Plus Tammara shares her recipe for homemade teriyaki sauce!
Photo by Ingrid Kuenzel
Watching home cooks compete in stressful culinary situations like the ones you see on MasterChef Canada makes me question if American Idol is even that hard to win. I mean, of course you have to sing and the general public need to adore you, but you’re definitely not sweating bullets, accidentally cutting your fingers and trying to finish a plate of food with a camera in your face and judges staring at you or, occasionally, spitting out your food. Few cooks can handle that pressure, but one of those few is Calgary’s Tammara Behl.
Originally from Edmonton, Behl moved to Calgary with her husband seven years ago to further her career as a teacher. She now balances work and taking care of her two young girls. Chatting with the busy woman, you immediately get the impression that she is both vibrant and full of energy, but also business-minded. Qualities that a television camera loves, and a competitor in any television series needs.
Although she spends her days teaching and chasing after her girls, Behl has always loved the culinary arts. In her childhood, the young Tammara was always stirring and baking treats in her oven. Even if it was a small, plastic one.
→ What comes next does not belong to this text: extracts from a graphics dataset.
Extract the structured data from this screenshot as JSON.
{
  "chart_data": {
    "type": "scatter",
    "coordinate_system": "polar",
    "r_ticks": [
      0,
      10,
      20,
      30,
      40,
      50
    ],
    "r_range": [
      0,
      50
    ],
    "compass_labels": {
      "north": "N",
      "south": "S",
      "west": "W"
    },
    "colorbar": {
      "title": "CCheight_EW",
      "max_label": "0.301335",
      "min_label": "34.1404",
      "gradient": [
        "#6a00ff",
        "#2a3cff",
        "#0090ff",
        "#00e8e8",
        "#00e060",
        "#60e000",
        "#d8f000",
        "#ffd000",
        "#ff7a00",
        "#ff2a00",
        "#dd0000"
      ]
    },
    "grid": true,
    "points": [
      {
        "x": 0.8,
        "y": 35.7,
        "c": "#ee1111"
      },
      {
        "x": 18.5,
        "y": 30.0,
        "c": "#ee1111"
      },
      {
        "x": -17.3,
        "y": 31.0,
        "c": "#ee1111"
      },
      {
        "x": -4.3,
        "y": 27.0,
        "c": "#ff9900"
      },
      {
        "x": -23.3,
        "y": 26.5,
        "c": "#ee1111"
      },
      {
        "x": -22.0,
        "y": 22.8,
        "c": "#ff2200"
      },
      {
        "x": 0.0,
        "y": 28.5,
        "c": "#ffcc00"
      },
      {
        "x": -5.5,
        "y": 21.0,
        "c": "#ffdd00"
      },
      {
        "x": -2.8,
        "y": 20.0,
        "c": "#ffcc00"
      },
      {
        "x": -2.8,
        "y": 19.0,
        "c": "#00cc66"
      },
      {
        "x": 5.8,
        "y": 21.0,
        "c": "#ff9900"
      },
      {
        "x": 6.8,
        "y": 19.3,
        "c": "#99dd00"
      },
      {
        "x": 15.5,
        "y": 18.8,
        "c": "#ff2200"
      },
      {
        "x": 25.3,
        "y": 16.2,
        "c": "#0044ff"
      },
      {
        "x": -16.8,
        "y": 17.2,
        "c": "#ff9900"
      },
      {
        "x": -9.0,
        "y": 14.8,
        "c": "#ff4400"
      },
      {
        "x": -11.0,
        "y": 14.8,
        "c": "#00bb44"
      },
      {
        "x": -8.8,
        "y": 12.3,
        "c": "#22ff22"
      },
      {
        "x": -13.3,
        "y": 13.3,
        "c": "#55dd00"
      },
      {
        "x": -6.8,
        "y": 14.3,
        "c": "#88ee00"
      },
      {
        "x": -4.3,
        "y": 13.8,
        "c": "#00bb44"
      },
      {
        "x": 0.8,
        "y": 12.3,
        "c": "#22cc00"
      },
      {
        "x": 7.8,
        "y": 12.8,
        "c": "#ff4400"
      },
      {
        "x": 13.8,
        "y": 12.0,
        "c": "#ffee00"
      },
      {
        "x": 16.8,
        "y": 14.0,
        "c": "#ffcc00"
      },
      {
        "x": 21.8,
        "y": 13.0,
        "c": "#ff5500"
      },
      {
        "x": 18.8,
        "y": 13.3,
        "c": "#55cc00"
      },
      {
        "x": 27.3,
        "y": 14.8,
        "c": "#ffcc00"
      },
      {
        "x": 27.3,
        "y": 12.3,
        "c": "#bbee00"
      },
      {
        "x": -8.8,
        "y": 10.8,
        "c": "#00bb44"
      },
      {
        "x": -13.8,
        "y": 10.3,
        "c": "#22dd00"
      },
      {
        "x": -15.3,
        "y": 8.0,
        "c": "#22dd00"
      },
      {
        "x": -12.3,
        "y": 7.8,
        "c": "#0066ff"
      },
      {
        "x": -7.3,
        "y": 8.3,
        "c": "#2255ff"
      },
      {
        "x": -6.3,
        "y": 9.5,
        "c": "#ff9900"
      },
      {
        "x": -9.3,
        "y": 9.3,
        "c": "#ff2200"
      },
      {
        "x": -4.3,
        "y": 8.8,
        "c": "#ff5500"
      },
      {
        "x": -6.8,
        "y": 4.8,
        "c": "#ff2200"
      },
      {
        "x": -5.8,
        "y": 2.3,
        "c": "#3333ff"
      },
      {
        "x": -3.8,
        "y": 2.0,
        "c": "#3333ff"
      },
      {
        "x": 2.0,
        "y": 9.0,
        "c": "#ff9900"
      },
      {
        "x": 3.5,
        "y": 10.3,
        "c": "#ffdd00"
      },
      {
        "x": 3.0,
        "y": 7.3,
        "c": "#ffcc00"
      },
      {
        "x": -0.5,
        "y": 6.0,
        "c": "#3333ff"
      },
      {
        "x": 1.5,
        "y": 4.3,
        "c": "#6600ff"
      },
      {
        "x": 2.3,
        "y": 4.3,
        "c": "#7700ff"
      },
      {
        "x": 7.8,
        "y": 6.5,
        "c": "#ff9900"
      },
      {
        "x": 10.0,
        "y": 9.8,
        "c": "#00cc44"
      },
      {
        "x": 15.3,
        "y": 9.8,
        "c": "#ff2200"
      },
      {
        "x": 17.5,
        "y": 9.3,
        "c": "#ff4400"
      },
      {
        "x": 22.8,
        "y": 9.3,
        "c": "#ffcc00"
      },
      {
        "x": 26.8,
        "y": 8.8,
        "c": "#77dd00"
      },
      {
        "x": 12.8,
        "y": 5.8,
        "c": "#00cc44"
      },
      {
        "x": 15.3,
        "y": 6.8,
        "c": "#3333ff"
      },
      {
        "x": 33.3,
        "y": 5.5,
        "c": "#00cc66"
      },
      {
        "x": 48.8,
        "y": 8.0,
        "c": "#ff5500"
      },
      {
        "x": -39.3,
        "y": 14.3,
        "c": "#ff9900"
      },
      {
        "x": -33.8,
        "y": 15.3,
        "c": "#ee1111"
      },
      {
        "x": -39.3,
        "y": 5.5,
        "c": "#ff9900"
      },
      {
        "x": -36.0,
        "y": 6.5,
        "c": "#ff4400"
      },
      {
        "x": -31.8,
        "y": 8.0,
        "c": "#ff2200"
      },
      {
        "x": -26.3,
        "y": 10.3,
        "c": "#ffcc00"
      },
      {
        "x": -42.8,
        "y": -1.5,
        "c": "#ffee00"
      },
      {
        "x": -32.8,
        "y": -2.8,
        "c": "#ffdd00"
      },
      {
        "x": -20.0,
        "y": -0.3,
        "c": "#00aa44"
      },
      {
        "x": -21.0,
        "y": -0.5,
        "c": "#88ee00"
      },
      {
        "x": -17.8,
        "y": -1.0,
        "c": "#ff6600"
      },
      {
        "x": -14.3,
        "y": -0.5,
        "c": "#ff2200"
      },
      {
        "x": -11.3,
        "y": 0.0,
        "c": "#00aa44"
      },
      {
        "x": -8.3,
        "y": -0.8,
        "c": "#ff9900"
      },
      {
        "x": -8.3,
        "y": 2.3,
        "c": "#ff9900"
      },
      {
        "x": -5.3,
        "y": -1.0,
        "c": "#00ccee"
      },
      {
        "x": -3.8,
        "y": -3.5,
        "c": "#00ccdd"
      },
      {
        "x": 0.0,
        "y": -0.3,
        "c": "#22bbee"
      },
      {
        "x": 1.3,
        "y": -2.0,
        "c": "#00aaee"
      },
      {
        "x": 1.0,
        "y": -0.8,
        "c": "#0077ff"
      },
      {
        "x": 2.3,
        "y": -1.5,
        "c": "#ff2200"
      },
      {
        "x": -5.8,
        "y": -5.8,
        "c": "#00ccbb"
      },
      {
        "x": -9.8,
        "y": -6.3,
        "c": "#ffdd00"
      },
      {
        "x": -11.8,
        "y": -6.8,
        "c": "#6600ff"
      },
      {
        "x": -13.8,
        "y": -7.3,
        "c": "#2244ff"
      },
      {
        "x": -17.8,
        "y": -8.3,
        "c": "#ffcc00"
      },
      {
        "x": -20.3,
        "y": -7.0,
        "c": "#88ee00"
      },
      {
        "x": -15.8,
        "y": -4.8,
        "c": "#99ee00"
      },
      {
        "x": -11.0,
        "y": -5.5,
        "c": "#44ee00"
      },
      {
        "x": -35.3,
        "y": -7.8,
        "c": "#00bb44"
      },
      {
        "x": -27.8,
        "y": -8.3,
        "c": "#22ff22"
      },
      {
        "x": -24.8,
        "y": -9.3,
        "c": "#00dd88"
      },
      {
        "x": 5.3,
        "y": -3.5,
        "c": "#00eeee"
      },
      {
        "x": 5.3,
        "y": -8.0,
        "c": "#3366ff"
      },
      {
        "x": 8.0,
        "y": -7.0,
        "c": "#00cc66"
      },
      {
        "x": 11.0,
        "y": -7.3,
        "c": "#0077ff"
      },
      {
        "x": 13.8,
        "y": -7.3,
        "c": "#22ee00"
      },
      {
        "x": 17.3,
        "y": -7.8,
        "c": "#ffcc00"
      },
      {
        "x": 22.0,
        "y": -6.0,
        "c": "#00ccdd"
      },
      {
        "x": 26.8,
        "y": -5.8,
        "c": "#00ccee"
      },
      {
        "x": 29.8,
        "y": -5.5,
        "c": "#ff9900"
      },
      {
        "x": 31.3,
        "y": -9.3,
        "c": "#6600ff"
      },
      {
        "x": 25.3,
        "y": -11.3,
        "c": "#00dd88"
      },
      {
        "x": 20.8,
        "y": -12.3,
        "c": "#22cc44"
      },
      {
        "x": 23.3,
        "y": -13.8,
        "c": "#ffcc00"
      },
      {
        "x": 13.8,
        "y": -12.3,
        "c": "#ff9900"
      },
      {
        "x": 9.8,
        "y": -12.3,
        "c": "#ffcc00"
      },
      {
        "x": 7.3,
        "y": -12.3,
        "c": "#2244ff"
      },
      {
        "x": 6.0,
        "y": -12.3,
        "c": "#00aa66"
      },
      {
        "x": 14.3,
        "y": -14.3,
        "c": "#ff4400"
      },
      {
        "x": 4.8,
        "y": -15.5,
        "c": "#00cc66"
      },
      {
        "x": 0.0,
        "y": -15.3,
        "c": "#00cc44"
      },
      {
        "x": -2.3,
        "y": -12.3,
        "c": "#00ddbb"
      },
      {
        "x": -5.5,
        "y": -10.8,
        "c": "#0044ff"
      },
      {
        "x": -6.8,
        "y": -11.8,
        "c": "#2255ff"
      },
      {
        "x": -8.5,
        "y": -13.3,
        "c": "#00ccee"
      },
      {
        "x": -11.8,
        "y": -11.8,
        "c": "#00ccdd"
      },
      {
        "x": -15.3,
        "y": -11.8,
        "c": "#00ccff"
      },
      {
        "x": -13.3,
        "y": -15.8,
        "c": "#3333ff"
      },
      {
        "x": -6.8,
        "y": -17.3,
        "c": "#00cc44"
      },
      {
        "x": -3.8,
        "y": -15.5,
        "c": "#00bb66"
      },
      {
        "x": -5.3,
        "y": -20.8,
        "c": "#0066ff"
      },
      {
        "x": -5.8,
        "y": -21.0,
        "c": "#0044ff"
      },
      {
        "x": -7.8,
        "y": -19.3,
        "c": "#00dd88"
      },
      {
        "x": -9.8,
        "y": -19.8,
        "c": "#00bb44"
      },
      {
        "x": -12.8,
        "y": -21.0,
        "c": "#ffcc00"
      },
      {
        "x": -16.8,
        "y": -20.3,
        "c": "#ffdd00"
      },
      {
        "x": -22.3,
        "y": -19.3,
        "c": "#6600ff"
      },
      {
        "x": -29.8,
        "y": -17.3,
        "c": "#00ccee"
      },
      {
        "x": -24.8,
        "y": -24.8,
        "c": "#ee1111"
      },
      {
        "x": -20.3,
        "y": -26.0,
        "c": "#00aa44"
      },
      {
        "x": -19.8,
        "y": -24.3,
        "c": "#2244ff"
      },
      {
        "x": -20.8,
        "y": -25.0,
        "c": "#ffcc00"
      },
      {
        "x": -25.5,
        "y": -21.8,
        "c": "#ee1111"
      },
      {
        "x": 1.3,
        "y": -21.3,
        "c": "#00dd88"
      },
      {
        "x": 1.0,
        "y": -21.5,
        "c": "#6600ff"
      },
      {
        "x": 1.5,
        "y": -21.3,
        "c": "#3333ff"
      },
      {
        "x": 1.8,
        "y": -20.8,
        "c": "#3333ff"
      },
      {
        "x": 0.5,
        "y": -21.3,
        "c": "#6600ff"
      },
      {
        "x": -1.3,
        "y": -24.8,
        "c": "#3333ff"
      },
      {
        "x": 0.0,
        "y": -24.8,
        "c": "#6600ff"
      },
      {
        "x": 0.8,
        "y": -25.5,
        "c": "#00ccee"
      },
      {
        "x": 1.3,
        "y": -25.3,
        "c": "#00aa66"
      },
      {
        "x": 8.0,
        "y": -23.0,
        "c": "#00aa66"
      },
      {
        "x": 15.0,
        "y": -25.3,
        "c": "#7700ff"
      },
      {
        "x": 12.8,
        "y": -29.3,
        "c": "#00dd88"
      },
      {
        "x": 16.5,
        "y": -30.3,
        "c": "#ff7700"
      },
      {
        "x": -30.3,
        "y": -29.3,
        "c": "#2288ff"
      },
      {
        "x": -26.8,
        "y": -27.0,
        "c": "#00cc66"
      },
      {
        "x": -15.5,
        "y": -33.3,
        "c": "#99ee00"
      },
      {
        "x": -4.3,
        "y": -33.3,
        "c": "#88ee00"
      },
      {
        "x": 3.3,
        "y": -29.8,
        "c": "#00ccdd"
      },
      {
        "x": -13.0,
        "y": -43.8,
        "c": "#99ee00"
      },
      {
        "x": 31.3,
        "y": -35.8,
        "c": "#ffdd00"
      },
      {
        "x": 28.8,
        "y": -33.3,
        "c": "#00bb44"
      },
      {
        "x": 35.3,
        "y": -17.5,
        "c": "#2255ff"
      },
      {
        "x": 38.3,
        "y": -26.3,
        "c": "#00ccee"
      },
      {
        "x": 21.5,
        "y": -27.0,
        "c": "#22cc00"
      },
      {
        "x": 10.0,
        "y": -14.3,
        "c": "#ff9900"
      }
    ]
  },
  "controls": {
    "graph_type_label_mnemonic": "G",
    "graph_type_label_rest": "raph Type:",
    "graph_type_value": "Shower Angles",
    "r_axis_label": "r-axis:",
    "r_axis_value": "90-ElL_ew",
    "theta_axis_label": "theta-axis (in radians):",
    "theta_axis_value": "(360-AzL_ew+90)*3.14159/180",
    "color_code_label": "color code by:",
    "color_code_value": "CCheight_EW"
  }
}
“I started cooking when I was 3 years old in my easy bake oven!” She recalls. “Cooking – food in general – have always been an integral part of my life. Food is emotion, food is memories. I love giving these feelings to people through what I cook!”
Behl was part of a small crop of Calgary area folks in the Top 50 of the cooking competition when it premiered in January. After several large cuts, the group was whittled down to 16, where Behl remained as our city’s sole finalist. Needless to say, leaving her young family and her life behind while she filmed MasterChef Canada for six weeks last fall, was not easy.
“It was one of the hardest things I have ever done. Being away from friends and family in a competition setting was very difficult!” says Behl. “But, everyday I was gone from them made me want to work even harder to win. Not knowing who to trust [on the show] while missing my family, but trying to stay driven and focused was one of the biggest hurdles I faced.”
Approaching 40 years old, the home cook is happy to admit that she was the oldest female finalist, but attributes her age and life experience to her ability to handle pressure and, most importantly, multi-task.
“I think when you’re a mother of two, you’re always doing something. Watching one child, stirring a pot of tomato sauce, chopping an onion with some magical third hand!” jokes Behl as she explains her ability to juggle. “Watching some of my younger competitors on the show, they were running around with their heads cut off. If you’d watch us ‘older’ ones, you saw we were much more focused.”
This focus would take Behl far. From the beginning, she was a front-runner, winning multiple team challenges, and cooking solo in one of the many ‘pressure cooker’ situations. Her plates elevated as the competition progressed, but it was her homemade samosas that got her on this national stage in the first place.
“One of my best friends growing up was East Indian and I would always be over at her house trying all kinds of cuisine,” says Behl as fills samosas in her kitchen. “Her family loved me because I would eat all kinds of spicy foods, but my favourite thing to eat was always samosas!”
Though the self-proclaimed ‘Samosa Queen’ did not end up winning the show, she was a fan favourite and fought her way to a respectable fourth place. As is the case with any kind of competition series on television, it’s not so much whether you win or lose (although she does agree that an extra $100,000 would have been nice); it’s all about what you do with the national exposure.
“Life after MasterChef Canada so far has been a great experience. I have been able to get out of my house and into peoples kitchens. Do some catering work, some cooking schools, and even some professional kitchens as well. I have been cooking up a storm and there is no stopping me now!”
Behl says, “Be creative! If you like it spicy add some chillies. If you don’t have pineapple juice, no problem use orange! Use this recipe as a guide and make it your own.”
1/2 cup soy sauce
1/4 cup pineapple juice
2 Tbs sweet rice wine vinegar or Chinese cooking wine
1 Tbs plus 2 tsp brown sugar
1/4 cup honey
11/2 tsp minced garlic
11/2 tsp minced ginger
Place all ingredients in a saucepan; turn to medium heat and let cook until sugar and honey are dissolved, about 3-4 minutes. Transfer for suitable container and let chill in the refrigerator.
To make into a glaze, mix 1/2 Tbs cornstarch with 1 Tbs water. Follow above sauce recipe, cook on medium-high heat and add cornstarch mixture. Simmer until thickened, about 2 minutes.